We can’t live without it, so therefore fresh water is holy to humans wherever and whenever they have lived. The wells that supply water to a community are guarded and honored, and many have names and stories that have been passed down through the centuries. Where there is a well, you have life, and where you have life, you have miracles, stories, and traditions. Once we returned from our pilrimage to Oronsay, we began our search for three holy wells on Colonsay.
The first and easiest to reach is Tobar Odhran (Oran’s Well — Oran was the brother of St. Columba) at the edge of the lush gardens of the Colonsay estate. An ancient well, it is now guarded by a carved image brought from the nearby abandoned village of Riasg Buidhe over a century ago. Meeting this stone was one of my prime goals for our visit, and I was fortunate to bring away a tiny silver replica crafted by a local artist, so his spirit and spirals will connect me to this beautiful place for many years to come.

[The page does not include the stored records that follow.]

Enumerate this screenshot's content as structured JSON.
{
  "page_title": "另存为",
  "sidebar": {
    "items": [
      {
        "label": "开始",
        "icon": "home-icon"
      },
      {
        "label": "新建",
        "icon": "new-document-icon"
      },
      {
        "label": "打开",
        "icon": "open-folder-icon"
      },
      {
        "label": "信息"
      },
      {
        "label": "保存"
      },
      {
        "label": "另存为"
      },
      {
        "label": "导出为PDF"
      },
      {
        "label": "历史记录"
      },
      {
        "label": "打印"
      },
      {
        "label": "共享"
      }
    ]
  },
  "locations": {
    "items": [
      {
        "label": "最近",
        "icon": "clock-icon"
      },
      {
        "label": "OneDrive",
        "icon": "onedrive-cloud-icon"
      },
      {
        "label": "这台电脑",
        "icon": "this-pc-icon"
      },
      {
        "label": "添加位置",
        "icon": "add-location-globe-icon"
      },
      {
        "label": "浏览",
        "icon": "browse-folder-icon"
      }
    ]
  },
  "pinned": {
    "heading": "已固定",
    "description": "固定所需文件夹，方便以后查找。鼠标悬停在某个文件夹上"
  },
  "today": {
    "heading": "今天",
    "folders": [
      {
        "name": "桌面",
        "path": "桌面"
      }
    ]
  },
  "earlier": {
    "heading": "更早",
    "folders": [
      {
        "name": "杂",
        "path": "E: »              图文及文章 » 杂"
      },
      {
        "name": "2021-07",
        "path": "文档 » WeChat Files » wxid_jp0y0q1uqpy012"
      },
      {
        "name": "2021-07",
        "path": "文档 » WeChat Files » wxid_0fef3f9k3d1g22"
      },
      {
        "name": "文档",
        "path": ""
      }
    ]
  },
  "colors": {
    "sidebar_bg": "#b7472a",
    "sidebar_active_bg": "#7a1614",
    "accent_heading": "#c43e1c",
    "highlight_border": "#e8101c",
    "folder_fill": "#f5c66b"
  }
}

Travelling up the island, we next went in search of Tobar na Cailliche, hiking a short ways up a boggy track to the Hag’s Well (and the remains of her home nearby). There used to be a drinking cup attached to a rock, but apparently it was taken into safe hands when the chain broke some time ago. We are assured that it is safe and that efforts are being made to eventually return it to the well. When we saw it, the well was quite overgrown and clogged with algae, but we paid our respects and left coins in honor of the well and its Cailleach guardian (the Cailleach is the Scottish hag, one of the world’s great Goddesses).

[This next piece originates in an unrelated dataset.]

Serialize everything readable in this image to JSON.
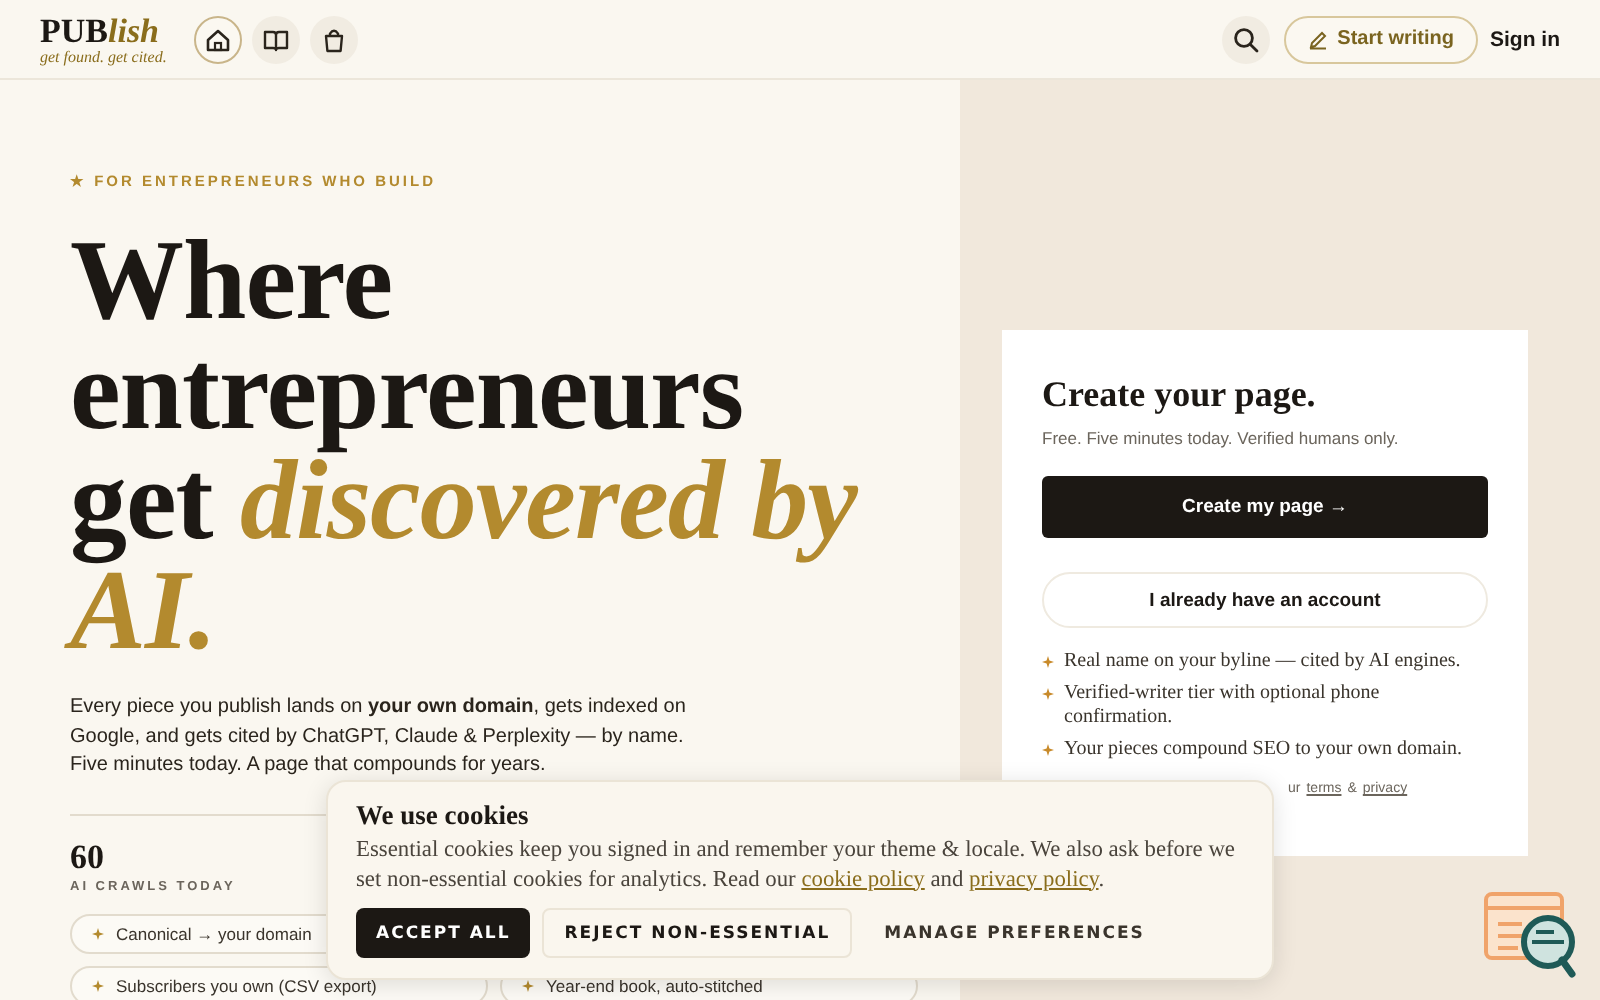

We waited until our final day on Colonsay to go in search of Tobar Chaluim Chille (St Columba’s Well), supposedly used by St Columba in the 6th century when he was exiled from his native Ireland. On Colonsay, he realized he could still see Ireland in the distance, so was compelled to move on, eventually landing on Iona, where he set up his great abbey.
Hiking up into the hills above Kiloran Bay was magnificent. The day was gloriously sunny, with the great green hills rising up above white sands and bright blue sea. Sun, sea, and surf — not my usual association with Scotland! Although we later realized the spot is well marked, we missed the clues and did quite a bit of scrambling about on the rocks before finding the traditional well, with its solid lintel and corbelled chamber.
As pilgrimage is about so much more than arriving at one’s destination, the search felt as important as the finding, and was perhaps appreciated all the more for having to scramble a bit. Jeff replaced a few stones to strengthen the roof over the well, and we both followed the tradition of tossing in a bit of quartz and a coin, honoring Columba and expressing our gratitude for the pure water bubbling out and trickling down the hill.
Colonsay is a peaceful place. We found a thriving, friendly community who appreciate and honour the ancient monuments as they quietly integrate them into the life of the island. There is an abundance of flora and fauna, and an overall ease of peace. I can clearly see that too many tourists would trample the island, even as they bring needed money and vitality. It is a dance of cooperation that completely depends on mutual respect.